Anos de Os Deuses Mortos

VIII Oito Anos de Os Deuses Mortos

terça-feira, 24 de agosto de 2010

Aquilo que está oculto pode ser visto pelo buraco da fechadura ou contando uma piada


Estes dias estava pensando na Bruxa de Blair este excelente filme de terror consegue assustar da maneira mais simples possível, não mostrando nada. A produção levou três atores para o meio do nada, deu duas comeras para eles e ficaram fazendo barulho á noite, não poderia ser mais simples, nem mais assustador.
A verdade é que gostamos de histórias do tipo Bruxa de Blair não (apenas) pelo terror porém por sua estrutura. O filme é basicamente uma mentira, claro que toda a sétima arte é uma mentira, o cinema nos vende ficção mas Bruxa de Blair é uma mentira mentirosa somos levados a crer que a trama é real e que de fato aqueles garotos foram mortos por algum espírito da floresta. Ou gostaríamos de acreditar?
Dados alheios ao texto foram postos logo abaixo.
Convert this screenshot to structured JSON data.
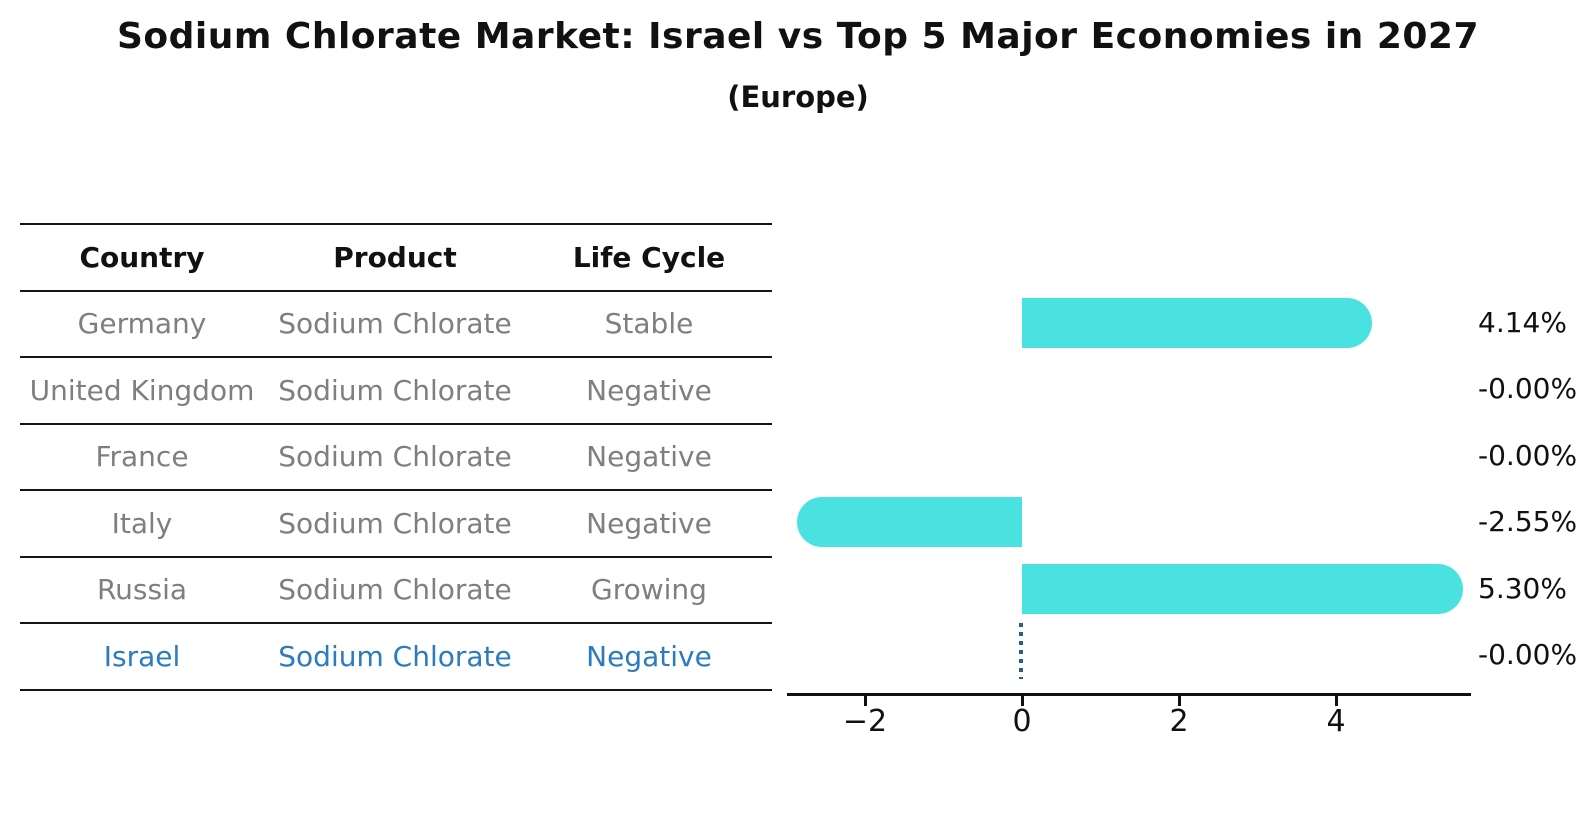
{
  "header": {
    "title": "Sodium Chlorate Market: Israel vs Top 5 Major Economies in 2027",
    "subtitle": "(Europe)"
  },
  "table": {
    "columns": [
      "Country",
      "Product",
      "Life Cycle"
    ],
    "rows": [
      {
        "country": "Germany",
        "product": "Sodium Chlorate",
        "life_cycle": "Stable",
        "highlight": false
      },
      {
        "country": "United Kingdom",
        "product": "Sodium Chlorate",
        "life_cycle": "Negative",
        "highlight": false
      },
      {
        "country": "France",
        "product": "Sodium Chlorate",
        "life_cycle": "Negative",
        "highlight": false
      },
      {
        "country": "Italy",
        "product": "Sodium Chlorate",
        "life_cycle": "Negative",
        "highlight": false
      },
      {
        "country": "Russia",
        "product": "Sodium Chlorate",
        "life_cycle": "Growing",
        "highlight": false
      },
      {
        "country": "Israel",
        "product": "Sodium Chlorate",
        "life_cycle": "Negative",
        "highlight": true
      }
    ]
  },
  "chart_data": {
    "type": "bar",
    "orientation": "horizontal",
    "title": "Sodium Chlorate Market: Israel vs Top 5 Major Economies in 2027",
    "subtitle": "(Europe)",
    "categories": [
      "Germany",
      "United Kingdom",
      "France",
      "Italy",
      "Russia",
      "Israel"
    ],
    "values": [
      4.14,
      -0.0,
      -0.0,
      -2.55,
      5.3,
      -0.0
    ],
    "value_labels": [
      "4.14%",
      "-0.00%",
      "-0.00%",
      "-2.55%",
      "5.30%",
      "-0.00%"
    ],
    "unit": "%",
    "xlim": [
      -3,
      5.75
    ],
    "x_ticks": [
      -2,
      0,
      2,
      4
    ],
    "x_tick_labels": [
      "−2",
      "0",
      "2",
      "4"
    ],
    "grid": false,
    "legend": false,
    "highlight_index": 5,
    "highlight_marker": "dotted zero line"
  },
  "colors": {
    "bar": "#49E2E0",
    "highlight_text": "#2b7bc0",
    "row_text": "#7f7f7f",
    "header_text": "#111111",
    "axis": "#111111",
    "dotted_marker": "#2b5c8a",
    "background": "#ffffff"
  }
}
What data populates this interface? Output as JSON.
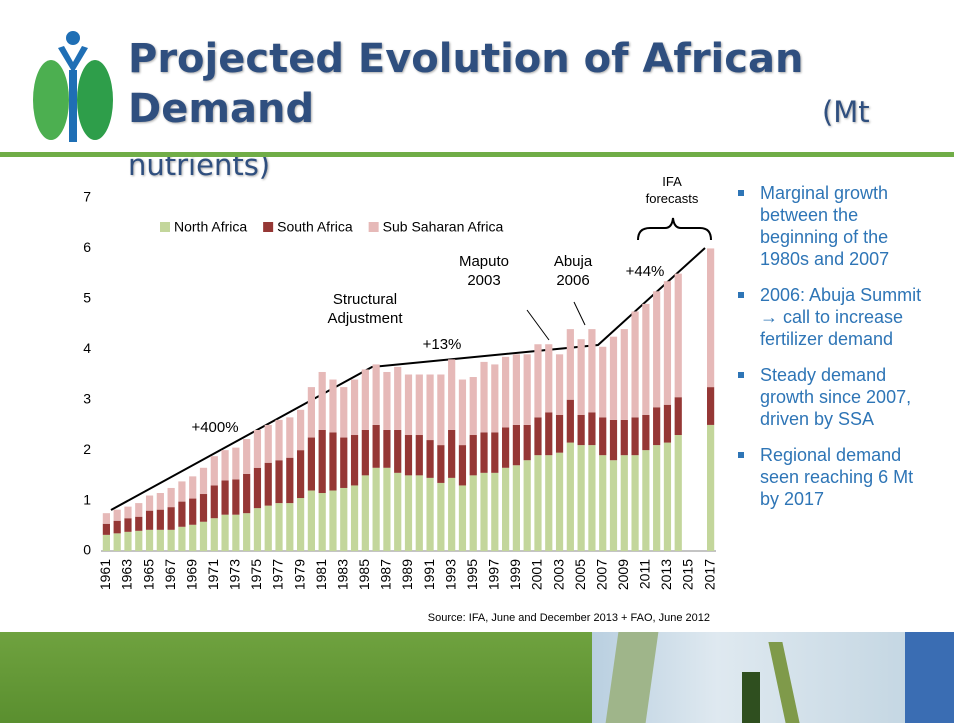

O cinema possui outras histórias semelhantes como "Canibal Holocaustro" e "Contatos imediatos de quarto gral".
Estamos falando de um segredo que não é segredo - o segredo só existe até ser revelado este é o objetivo do segredo caso contrário não o confidenciar-mos. existe algo de erótico, de fetichista neste mundo em que viemos onde nada se revela por inteiro como se o olhássemos pelo buraco de fechadura lembro-me de Al Pacino explicando a psique de Deus em "Advogado do Diabo" em seu monólogo ele explica o por que o pecado original não só era inevitável como arquitetado - Deus diz veja a maçã mas não pegue; tudo bem pegue a maçã mas não prove; Vá... prove a maçã mas não coma; pode comer a maçã mas não engula.Assim é nossa sociedade com regras frágeis com aparências rígidas pronto para serem quebradas, alias estas proibições nascem para serem quebradas, nós brasileiros temos uma ótima fórmula para expor esta mentira é o humor alguns programas humorísticos são mestres em desmascarar a realidade como: "Os Simpsons", "Family Gay", "South Park" e os nacionais "CQC" e "Pânico na TV", nossa cultura popular também desmascara esta realidade através do humor. um exemplo:

Quando Deus fez o mundo, para que os homens prosperassem decidiu dar-lhes apenas duas virtudes. Assim:
- Aos Suíços os fez organizados e respeitadores da lei.
- Aos Ingleses, corajosos e estudiosos.
- Aos argentinos, chatos e arrogantes.
- Aos Japoneses, trabalhadores e disciplinados.

- Aos Italianos, alegres e românticos.

- Aos Franceses, cultos e finos.
- Aos Brasileiros, inteligentes, honestos e petistas.
O anjo anotou, mas logo em seguida, cheio de humildade e de medo,
indagou:
- Senhor, a todos os povos do mundo foram dadas duas virtudes, porém, aos brasileiros foram dadas três! Isto não os fará soberbos em relação aos outros povos da terra?
- Muito bem observado, bom anjo! exclamou o Senhor.

- Isto é verdade!

- Façamos então uma correção! De agora em diante, os brasileiros, povo do
meu coração, manterão estas três virtudes, mas nenhum deles poderá utilizar mais de duas simultâneamente, como os outros povos!
- Assim, o que for petista e honesto, não pode ser inteligente.
O que for petista e inteligente, não pode ser honesto. E o que for inteligente e honesto, não pode ser petista. Palavra do Senhor...

Em uma entrevista para rede Record Lulla chorou ao despedir-se do país que governa, sua ênfase em anunciar sua aproximação do povo e jogar com o fato de vir de uma origem humilde, como se pobreza fosse uma virtude e não uma criação social.
Voltemos ao tópico apenas para encerra-lo, criamos o mundo em que vivemos o criamos de maneira subjetiva, assumimos papéis que tornam-se máscaras rígidas as quais não conseguimos retirar, vestimos uma carapuça, determinamos papéis que são aceitos pelos que nos rodeiam, precisamos dos pobres, dos ricos, das desigualdades e de sonhos idealistas são todas máscaras que precisamos retirar, para isto serve o cinema, o humor e a cultura popular.